Born 1963 – AUSTRALIA

I was born in the inner city in Melbourne in 1963. In 1965, in a time when autism was deemed 'infantile psychosis', two year old I was thought deaf, stared through people, had self injurious behaviours and had significant ongoing health issues. The same year, aged just two years old, I was admitted to hospital for a 3 day inpatient assessment and emerged from this diagnosed as 'psychotic'.

Though I was diagnosed with language processing disorder and heard autism discussed around me in late childhood, I grew up introduced by my father as 'feral' and by my mother as 'psychotic' and later 'disturbed'. It was not until my mid twenties that anyone ever helped me understand my own autism.
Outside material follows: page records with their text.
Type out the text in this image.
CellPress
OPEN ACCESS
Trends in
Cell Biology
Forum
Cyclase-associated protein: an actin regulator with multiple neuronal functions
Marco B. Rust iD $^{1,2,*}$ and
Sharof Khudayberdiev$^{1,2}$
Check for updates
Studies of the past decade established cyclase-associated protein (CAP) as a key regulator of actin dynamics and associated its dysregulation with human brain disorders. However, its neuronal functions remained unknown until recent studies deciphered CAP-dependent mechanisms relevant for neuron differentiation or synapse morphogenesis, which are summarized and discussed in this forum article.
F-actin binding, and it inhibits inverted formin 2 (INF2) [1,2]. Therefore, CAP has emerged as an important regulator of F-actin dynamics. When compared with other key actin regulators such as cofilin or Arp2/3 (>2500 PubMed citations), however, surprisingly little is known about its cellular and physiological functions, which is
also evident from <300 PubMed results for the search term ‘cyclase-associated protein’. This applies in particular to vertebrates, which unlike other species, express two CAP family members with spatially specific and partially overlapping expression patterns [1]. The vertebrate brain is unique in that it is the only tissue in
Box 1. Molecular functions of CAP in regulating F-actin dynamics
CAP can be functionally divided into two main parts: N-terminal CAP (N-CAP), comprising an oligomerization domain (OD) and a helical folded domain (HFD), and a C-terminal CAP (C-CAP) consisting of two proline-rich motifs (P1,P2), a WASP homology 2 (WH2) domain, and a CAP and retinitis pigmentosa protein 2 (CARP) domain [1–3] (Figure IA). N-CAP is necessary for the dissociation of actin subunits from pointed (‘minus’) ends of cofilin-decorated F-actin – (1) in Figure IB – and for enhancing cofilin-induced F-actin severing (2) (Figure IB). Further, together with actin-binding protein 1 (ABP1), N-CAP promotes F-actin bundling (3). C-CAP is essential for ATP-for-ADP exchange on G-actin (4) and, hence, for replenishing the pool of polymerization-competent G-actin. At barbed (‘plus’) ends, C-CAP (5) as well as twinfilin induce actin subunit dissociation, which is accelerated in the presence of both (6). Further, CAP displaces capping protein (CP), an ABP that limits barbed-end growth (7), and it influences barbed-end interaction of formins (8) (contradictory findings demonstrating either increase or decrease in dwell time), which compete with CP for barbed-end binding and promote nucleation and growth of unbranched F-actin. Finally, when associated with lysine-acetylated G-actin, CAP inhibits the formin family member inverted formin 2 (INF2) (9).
I turned 26 years old in a time when autism was still deemed to effect only 4 in 10,000 people and my 1965 diagnosis of autism became confirmed by Australia's leading autism expert at that time, educational psychologist, Dr Lawrie Bartak.
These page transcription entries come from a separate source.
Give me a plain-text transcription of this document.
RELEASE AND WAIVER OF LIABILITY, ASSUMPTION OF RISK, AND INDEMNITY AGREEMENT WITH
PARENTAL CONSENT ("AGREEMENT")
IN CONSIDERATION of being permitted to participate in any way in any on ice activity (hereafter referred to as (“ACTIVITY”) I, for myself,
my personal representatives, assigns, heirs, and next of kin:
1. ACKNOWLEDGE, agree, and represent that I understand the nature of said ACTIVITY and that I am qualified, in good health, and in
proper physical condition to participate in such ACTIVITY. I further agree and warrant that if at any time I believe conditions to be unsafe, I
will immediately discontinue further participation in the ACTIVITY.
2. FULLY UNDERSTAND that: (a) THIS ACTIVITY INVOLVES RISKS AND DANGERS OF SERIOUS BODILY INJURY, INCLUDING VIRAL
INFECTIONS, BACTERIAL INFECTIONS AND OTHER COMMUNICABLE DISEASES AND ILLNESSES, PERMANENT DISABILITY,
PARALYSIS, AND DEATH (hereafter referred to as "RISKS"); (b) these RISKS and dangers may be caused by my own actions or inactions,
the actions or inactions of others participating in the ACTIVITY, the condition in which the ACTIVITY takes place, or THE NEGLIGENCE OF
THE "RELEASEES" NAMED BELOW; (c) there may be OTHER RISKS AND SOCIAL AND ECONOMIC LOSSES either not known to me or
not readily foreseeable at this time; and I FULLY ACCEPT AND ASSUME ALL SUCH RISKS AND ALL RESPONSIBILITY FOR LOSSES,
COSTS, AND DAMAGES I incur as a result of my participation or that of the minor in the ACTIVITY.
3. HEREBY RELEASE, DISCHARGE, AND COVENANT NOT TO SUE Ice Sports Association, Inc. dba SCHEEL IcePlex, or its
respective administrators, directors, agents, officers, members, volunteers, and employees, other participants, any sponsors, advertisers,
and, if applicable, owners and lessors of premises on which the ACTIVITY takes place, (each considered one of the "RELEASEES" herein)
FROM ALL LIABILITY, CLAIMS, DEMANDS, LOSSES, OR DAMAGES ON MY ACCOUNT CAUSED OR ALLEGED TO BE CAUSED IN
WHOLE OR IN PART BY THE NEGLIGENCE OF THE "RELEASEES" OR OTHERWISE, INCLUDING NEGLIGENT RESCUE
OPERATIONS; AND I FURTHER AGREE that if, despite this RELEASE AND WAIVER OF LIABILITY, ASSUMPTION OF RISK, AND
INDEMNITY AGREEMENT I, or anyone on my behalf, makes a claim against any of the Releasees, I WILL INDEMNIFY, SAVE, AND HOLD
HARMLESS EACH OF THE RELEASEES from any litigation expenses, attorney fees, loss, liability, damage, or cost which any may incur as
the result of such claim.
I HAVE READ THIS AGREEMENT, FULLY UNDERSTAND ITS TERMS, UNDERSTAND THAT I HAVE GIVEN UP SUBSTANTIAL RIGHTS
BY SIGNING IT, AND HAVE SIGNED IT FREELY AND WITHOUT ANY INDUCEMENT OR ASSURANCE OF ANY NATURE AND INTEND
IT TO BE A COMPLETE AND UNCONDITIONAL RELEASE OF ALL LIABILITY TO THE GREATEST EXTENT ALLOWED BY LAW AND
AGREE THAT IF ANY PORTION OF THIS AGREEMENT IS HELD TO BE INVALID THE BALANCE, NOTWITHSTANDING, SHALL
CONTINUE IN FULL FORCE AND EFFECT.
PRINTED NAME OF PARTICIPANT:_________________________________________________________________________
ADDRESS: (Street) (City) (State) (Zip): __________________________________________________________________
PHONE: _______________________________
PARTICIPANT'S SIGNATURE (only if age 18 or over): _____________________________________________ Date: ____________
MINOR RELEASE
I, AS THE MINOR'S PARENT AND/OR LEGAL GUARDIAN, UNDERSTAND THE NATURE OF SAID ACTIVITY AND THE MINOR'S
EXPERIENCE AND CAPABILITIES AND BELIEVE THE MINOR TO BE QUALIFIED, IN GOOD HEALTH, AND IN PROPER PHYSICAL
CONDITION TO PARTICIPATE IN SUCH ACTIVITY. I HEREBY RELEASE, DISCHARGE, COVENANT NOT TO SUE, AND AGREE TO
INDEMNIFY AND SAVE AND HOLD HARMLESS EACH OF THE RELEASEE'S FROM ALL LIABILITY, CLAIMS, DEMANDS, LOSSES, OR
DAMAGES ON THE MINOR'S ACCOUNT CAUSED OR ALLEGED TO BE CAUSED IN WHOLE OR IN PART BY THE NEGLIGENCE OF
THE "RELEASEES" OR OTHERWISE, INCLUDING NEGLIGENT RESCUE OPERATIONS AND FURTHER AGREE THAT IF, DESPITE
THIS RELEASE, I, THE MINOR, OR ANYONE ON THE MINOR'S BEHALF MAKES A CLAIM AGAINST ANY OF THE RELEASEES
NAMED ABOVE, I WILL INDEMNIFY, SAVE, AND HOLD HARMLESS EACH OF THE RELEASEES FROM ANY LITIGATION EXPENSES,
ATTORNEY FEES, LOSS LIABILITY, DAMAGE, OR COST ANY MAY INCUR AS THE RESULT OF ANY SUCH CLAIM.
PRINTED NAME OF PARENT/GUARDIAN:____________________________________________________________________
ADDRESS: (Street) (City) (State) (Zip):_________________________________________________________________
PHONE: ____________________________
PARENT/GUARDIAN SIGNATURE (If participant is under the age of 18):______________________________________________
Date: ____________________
I grew up as a highly sensory, echolalic, meaning deaf, meaning blind and face blind child who learned through physical patterning and rote. I was drawn to light, colour, textures, movement, sounds and tones and described my world as a 'sensing world of pattern, theme and feel'.
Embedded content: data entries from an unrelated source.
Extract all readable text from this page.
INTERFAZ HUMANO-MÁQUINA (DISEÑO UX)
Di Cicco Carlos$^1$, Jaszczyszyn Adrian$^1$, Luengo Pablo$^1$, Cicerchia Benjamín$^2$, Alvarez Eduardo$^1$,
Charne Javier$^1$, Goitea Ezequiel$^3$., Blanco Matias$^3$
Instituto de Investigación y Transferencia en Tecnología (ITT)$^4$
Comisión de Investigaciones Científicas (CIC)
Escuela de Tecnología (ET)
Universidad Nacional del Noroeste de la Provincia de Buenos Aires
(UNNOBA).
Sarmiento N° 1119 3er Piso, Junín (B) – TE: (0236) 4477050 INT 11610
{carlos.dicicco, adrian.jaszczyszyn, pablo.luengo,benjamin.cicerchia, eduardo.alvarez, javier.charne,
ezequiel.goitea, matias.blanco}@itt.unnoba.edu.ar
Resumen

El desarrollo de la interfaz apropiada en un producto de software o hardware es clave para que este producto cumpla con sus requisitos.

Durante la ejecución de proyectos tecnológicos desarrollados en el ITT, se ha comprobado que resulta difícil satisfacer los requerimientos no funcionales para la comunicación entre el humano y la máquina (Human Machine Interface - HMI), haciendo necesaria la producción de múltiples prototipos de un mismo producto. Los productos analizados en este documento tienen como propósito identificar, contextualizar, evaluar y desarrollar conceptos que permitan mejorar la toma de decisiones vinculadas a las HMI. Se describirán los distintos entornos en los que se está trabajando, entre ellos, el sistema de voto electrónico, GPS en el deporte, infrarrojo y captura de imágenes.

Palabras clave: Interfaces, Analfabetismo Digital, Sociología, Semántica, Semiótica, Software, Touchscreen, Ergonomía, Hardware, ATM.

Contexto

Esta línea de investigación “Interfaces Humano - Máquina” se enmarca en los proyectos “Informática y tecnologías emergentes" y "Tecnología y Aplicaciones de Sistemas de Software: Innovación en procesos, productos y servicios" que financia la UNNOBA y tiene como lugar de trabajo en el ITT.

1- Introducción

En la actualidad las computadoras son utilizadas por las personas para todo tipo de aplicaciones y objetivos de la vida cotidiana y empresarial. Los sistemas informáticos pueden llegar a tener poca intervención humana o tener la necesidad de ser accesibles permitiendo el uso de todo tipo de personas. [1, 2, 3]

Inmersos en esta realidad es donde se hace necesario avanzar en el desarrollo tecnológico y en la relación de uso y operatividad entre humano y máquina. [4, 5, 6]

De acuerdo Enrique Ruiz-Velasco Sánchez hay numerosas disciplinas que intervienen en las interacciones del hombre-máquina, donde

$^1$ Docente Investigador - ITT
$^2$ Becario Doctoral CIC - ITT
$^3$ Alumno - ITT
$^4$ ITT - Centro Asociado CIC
With severe language processing disorder, I came to understand sentences by age 9-11 and by age 13 could speak in litanies.  I failed early secondary education, leaving at age 15 after 4 high schools as 'not assessible'. I became homeless, was exploited by strangers, kept trying to work and had 30 jobs in 3 years.

Largely illiterate and innumerate, a psychiatrist encouraged me to return to education at the age of 18. Defying all (low) expectations I passed college and chose to go on to university, achieved an Honours Degree in Sociology, a degree in Linguistics and a postgraduate Diploma in Education.

I wrote the autobiography, Nobody Nowhere (my first of 9 published books) in 1991 and at that time became the first book by a person with autism to ever become an international bestseller. It spent spent 10 weeks at number one on the New York Times Bestseller List, was published in over 20 languages and was followed with my second international bestseller, Somebody Somewhere in 1994, a year before Temple Grandin released her first bestseller, Thinking In Pictures in 1995.

In spite of extreme Exposure Anxiety, I became the subject of a number of television documentaries, a renowned international public speaker and went on to become an autism consultant working internationally with more than 1000 children, teens and adults on the autism spectrum.

My longing to dare expression through arts played a large part in my's battle to rise above life long compulsive avoidance, diversion and retaliation responses. Whilst this Exposure Anxiety throughout my childhood inhibited my capacity to dare open expression through arts, as an adult, I emerged as a prolific artist, prodigious sculptor and singer songwriter with songs featuring in the TV series Things You Taught Me released in 2000 and broadcast throughout Asia.